By Mark V. Lonsdale, STTU
At approximately 09:45 on 11 SEPT 2001 the Pentagon came under attack by radical fundamentalists. After taking control of American Airlines Flight 77, a 757 loaded with innocent souls, hijackers intentionally piloted the aircraft into the side of the Pentagon killing 125 in the building, all 59 aboard the plane, and injuring 110 others.
The plane had hit at ground level, but being thankful for small blessings, this section of the Pentagon had just been renovated and was not fully occupied. In addition, the floors above, 3rd, 4th and 5th floors, stayed up for another 45 minutes allowing more people to escape or be rescued. The armored windows and fire protection that had been installed during the renovation of that section also mitigated some of the damage. Plus the inside walls on the outer ring are lined with a kevlar material (the material used in body armor) to prevent shrapnel from entering the occupied space. Had the hijacked plane hit an area that had not been renovated, or was fully occupied, the disaster could have been quantifiably worse.
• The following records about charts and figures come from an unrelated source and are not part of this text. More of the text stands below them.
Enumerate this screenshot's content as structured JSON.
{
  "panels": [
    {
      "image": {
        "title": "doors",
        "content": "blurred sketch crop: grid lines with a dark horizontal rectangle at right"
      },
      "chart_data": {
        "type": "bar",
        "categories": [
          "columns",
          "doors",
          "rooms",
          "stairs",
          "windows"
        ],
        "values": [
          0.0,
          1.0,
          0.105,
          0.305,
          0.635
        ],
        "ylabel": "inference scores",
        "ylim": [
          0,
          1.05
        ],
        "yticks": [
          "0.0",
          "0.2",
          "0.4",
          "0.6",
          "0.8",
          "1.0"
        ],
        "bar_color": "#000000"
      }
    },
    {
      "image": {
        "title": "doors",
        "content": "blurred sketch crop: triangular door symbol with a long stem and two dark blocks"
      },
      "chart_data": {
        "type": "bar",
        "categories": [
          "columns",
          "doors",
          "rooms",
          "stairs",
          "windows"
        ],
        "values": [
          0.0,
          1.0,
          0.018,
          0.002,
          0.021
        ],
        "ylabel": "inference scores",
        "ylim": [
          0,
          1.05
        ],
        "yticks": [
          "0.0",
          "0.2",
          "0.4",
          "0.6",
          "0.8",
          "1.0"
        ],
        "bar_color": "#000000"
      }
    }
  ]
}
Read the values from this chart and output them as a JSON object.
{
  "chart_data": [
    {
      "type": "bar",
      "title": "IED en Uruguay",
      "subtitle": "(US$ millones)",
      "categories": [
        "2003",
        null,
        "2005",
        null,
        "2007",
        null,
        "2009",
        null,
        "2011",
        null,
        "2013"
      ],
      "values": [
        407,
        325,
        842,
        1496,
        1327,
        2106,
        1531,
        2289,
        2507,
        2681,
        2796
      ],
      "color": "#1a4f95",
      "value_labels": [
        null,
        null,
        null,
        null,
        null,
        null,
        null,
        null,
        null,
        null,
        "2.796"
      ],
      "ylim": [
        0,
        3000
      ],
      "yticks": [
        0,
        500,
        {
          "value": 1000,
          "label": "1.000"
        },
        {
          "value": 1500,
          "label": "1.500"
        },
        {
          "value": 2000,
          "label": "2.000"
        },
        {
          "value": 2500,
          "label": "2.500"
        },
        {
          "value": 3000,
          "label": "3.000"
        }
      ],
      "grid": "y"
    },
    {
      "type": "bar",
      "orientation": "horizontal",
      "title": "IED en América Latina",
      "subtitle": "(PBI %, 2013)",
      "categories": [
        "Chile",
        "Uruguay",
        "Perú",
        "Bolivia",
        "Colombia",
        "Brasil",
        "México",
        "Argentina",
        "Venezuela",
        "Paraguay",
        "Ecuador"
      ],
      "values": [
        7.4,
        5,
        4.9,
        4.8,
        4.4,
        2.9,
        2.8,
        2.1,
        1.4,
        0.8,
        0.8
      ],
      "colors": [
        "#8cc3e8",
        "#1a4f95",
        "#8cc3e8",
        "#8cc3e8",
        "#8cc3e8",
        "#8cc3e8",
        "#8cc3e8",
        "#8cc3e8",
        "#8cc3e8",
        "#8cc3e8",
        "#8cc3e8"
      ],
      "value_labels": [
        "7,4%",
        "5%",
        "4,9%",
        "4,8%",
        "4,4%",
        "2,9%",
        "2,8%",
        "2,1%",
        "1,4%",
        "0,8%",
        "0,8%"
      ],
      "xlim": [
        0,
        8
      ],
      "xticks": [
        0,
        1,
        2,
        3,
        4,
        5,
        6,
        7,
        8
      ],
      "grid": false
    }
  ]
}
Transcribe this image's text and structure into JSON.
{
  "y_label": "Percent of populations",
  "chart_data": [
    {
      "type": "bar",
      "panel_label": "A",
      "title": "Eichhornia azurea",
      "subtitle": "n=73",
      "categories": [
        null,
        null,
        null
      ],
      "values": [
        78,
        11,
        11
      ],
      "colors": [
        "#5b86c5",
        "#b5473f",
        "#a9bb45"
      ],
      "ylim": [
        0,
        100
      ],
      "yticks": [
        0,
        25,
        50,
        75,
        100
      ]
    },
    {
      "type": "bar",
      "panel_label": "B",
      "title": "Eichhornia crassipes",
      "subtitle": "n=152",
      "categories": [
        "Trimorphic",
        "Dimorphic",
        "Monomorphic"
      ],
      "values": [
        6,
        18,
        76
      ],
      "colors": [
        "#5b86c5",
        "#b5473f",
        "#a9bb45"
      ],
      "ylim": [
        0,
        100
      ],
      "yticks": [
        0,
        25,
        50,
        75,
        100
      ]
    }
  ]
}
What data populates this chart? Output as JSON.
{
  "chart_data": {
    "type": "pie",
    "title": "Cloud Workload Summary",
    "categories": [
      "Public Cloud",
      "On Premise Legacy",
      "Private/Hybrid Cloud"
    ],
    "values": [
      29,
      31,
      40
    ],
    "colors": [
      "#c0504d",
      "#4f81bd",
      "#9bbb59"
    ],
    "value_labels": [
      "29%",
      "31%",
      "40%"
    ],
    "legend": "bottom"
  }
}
As a testament to the strength and resolve of the American people, the damage to the Pentagon was repaired in record time. The construction workers working on Project Phoenix considered it an honor to be part of the effort to bring the US military command structure back to full capability. And right there in the rubble working on the renovation was former First Class Diver SW2 (DV) Patrick Stethem, the brother of SW2 (DV) Robert Stethem who had been killed by terrorists in 1985. Like his brother, Patrick had served two tours with UCT-1 in Little Creek and, after 9-11, went on to continue serving with pride as a civilian contractor on the Pentagon project.
But not to dwell on the tragedy, the U.S. military response was swift, deadly and effective. Although the Pentagon had been damaged, it in no way hindered the national command authority (NCA) from identifying the al Qaeda attackers and going after their leaders, cohorts and bases in Afghanistan.